21
Yorum
1
Beğeni
4,9
Puan
1692
Okunma

Kutsanmış deniz;
saydam boyalı ruhuyla bir o kadar mavi
bir o kadar yanık tenli bu şehir...
yalvarıştan kalan duadan aya dokunan ellerinde
ince perdeli pencereden süzüldü gölgeniz
güneş doğmadan
aynı kapıdan geçerken rüzgâr ve zaman
ılık bir sevinçle
siz miydiniz sarı sabahı gözlerime taşıyan?
…
sokak başından koşup gelen çocukluğumuzla
yaz bakışlı kıyılardan
bir rüyanın yüzüyle
ömrün duru sevincinden
geldiniz. zamanın erken saatinde
huzurun aktığı yerden sesinizle yıkandı söz izleri...

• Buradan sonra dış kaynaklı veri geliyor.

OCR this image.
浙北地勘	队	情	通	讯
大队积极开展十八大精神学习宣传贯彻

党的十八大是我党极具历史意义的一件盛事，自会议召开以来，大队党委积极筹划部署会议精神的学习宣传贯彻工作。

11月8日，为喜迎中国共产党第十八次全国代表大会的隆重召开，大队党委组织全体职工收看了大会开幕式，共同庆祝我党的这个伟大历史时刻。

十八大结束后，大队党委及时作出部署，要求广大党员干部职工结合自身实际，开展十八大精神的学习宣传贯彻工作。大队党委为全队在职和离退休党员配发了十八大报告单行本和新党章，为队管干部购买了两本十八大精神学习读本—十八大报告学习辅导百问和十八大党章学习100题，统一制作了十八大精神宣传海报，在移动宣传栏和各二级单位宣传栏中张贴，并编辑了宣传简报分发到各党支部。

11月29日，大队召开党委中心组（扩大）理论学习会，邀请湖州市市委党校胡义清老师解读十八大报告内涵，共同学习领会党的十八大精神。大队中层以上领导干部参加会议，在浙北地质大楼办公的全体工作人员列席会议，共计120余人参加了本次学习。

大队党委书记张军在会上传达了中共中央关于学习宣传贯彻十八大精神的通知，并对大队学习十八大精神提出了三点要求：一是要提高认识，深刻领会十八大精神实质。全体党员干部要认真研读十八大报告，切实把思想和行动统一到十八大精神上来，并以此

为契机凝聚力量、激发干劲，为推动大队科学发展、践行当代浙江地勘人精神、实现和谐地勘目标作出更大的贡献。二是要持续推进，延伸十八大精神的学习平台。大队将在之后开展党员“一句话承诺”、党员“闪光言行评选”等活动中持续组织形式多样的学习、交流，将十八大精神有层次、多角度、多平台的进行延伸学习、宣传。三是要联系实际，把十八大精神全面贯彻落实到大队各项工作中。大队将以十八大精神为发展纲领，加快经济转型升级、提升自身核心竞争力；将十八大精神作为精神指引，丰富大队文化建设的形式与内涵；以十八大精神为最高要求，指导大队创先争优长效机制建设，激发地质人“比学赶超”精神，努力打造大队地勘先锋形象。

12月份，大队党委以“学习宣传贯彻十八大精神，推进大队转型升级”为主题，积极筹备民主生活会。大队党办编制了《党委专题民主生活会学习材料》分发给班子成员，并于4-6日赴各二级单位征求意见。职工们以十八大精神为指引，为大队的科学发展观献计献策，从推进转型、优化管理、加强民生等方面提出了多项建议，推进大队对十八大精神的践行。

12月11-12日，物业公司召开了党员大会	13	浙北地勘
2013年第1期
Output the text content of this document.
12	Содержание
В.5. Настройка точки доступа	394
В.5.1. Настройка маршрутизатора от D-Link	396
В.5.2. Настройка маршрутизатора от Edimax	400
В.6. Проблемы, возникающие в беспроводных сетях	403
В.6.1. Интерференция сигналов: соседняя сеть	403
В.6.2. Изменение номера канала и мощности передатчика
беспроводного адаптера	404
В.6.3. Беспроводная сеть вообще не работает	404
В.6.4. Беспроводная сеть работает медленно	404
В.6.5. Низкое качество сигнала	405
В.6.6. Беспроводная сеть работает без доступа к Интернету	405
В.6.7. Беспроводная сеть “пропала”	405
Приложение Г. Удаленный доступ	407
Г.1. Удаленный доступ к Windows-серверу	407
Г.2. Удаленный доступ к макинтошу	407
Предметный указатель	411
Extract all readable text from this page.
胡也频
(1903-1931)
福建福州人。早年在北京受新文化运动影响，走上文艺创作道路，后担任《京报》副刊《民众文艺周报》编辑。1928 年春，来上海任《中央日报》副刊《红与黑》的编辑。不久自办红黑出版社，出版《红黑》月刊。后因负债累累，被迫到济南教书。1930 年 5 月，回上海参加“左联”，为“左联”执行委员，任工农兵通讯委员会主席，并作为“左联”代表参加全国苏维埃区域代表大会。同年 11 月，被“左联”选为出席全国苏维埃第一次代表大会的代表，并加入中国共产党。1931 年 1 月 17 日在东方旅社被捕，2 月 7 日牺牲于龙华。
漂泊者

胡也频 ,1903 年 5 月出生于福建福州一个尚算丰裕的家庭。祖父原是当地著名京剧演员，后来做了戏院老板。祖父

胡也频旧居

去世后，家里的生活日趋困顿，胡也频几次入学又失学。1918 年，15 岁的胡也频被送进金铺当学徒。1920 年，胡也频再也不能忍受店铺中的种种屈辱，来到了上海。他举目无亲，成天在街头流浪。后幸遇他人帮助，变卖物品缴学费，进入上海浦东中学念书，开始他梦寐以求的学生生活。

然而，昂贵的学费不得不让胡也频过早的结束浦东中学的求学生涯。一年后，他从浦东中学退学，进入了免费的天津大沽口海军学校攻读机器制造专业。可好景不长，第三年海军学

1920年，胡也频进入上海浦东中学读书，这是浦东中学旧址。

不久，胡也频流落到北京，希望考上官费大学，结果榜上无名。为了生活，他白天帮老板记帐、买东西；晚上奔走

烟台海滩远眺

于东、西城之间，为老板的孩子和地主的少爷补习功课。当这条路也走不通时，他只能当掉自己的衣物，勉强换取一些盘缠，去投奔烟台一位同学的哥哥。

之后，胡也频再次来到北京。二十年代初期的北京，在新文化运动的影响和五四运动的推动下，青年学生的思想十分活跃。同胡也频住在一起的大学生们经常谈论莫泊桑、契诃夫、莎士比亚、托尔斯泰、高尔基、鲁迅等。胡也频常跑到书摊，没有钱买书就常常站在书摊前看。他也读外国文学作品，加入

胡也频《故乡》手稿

sahili uyandırırken iki kanat çırpımı yürek
en tatlı yerinde açıldı güneşin kirpikleri
ağlar atıldı, dalyanlar çekildi
ablukaya alındı yaşam telâşesi
bereket diledi dilimiz
ekmek rızkına
ve içimizdeki sevdaya...
ki seversiniz öptüğünüz yıldızların hatırına geceyi
elleriniz dokununca yüzüme
şehir bizimken bir gece
uzun yürüyüşlerin bir vaktinde
zamanın hükmü yoktur çünkü sevgiliyle
unuturmuş insan yorgunluğu ve kederi de...
ne güzel!
zaman köşkünün güneşli balkonunda misafirlik
gün sıcağı ellerinde gölgelere sarkarken bedenlerimiz
mine çiçeğinin yaprağında taşıdığı damlada
iki mutlu çiğ tanesi
sabah pırıltılı gülüşlerimiz...
her geceden sabaha
yeniden uyanır gözlerinde
yazılan her şiir...
5.0
91% (10)
4.0
9% (1)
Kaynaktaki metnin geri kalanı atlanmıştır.